IMDB Movie Assignment: Start To Analysis: Part - 3

After completion of the Average Rating on the previous part, let's step into finding the most popular trios among the list given in the dataset.

For Instance, consider that a Producer wants to create a movie wherein there are three lead roles. To be on the safer side, he wants to consider those actors for Trio, who have already worked together as a Trio. In the data, we have a list of names of actors that worked together in a single film as actor_1_name, actor_2_name, and actor_3_name. Now to find the best trio, we will count the total of their Facebook likes. Ones will most like will be considered the most popular.

Follow the step to perform the same task: 

movies['likes']=movies.actor_1_facebook_likes+movies.actor_2_facebook_likes+movies.actor_3_facebook_likes
movies[['likes']].head(15)
#sorting likes in ascending order
movies.sort_values(by='likes',ascending=False,inplace=True)
movies[['actor_1_name','actor_2_name','actor_3_name','likes']].head(5)

Firstly, a new column in the dataset named likes is made and the addition of all the likes of three actors is stored into the column. The procedure is followed by sorting the data in terms of ascending order just to know trios with maximum likes.

Output
Python

The above shown is the list of the popular trios. 

Now, to consider that who among these make the best trio, the analysis will be done on a condition ie. The likes of one actor should not be less than half of the likes of the other two. To perform the same follow the code below:

act1= movies['actor_1_facebook_likes']/2
act2= movies['actor_2_facebook_likes']/2
act3= movies['actor_3_facebook_likes']/2

a=((movies['actor_1_facebook_likes'] > act1) & (movies['actor_1_facebook_likes']>act3))
b=((movies['actor_2_facebook_likes'] > act2) & (movies['actor_2_facebook_likes']>act3))
c=((movies['actor_3_facebook_likes'] > act3) & (movies['actor_3_facebook_likes']>act2))
eligible=a & b & c

movies["eligible"]=eligible
movies.loc[eligible,['eligible','actor_1_name','actor_2_name','actor_3_name']].head(5)

Output
Python

Subtask 2.6: Runtime Analysis

You can check in the dataset, there is a column named Runtime that displays the length of the movie. Let's import matplotlib and seaborn module of Python and use Displot or Histplot to see variations in the length of movies.

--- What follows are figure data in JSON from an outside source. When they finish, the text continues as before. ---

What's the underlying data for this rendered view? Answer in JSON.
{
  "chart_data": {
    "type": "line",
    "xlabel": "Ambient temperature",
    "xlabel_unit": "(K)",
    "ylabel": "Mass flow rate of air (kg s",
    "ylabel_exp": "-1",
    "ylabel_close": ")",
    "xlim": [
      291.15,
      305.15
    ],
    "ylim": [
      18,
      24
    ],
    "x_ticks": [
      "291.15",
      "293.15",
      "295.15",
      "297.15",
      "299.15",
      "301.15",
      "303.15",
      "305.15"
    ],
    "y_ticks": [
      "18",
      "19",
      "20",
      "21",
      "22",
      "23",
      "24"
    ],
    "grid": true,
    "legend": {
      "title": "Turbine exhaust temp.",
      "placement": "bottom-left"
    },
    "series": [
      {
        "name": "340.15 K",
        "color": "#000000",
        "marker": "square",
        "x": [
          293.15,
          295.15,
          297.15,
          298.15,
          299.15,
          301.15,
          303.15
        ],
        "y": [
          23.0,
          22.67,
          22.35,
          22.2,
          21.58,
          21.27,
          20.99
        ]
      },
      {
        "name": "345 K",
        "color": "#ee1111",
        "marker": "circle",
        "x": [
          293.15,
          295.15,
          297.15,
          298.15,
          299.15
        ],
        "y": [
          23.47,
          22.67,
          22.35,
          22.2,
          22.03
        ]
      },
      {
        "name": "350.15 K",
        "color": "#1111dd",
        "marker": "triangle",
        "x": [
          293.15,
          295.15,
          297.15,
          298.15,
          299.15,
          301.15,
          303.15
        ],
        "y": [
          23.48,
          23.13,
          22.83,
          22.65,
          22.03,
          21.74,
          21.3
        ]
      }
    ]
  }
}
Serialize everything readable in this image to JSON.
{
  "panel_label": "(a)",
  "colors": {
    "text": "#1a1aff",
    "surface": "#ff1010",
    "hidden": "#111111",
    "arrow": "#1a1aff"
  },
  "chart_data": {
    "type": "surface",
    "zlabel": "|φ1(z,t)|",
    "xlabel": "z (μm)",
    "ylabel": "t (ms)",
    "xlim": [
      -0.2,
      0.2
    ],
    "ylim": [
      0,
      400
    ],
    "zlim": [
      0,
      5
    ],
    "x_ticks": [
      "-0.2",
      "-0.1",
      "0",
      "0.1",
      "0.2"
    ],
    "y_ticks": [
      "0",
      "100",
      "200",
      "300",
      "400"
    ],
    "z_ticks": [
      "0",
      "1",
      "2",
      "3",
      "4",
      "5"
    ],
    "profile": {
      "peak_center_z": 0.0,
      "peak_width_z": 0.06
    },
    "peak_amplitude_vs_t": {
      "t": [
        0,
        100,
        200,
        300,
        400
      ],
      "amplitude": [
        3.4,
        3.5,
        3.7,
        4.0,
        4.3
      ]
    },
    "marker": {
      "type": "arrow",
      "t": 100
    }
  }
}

First, we can use distplot for the same:

import seaborn as sns
import matplotlib.pyplot as plt

sns.distplot(movies.Runtime,color='grey',rug=True,vertical=False,norm_hist=True,hist=True)
plt.show()

Output
distplot

Well, this kind of plot is actually deprecated and soon will not be supported by new versions. So, we can use here Histplot as an alternative for the same analysis.

sns.histplot(x=movies.Runtime,data=movies,color='purple',fill=True,kde=True, stat='count')
plt.show()

Output

histplot

Subtask 2.7: R-Rated Movies

R-Rated movies are those movies that are restricted to under 18 groups of people. Still, the dataset contains some votes for R Rated movies from the under 18 group. 

Let's analyze which R Rated movies are voted most by under 18. CVotesU18 column represents votes of under 18 people.

PopularR=movies[(movies.content_rating=='R') & (movies.CVotesU18>0)]
PopularR.sort_values( by="CVotesU18",ascending=False,inplace=True)
PopularR[['Title']].head(10)

Output
deadpool

We can predict, that Deadpool is the R Rated movie that is voted most by the under 18 groups.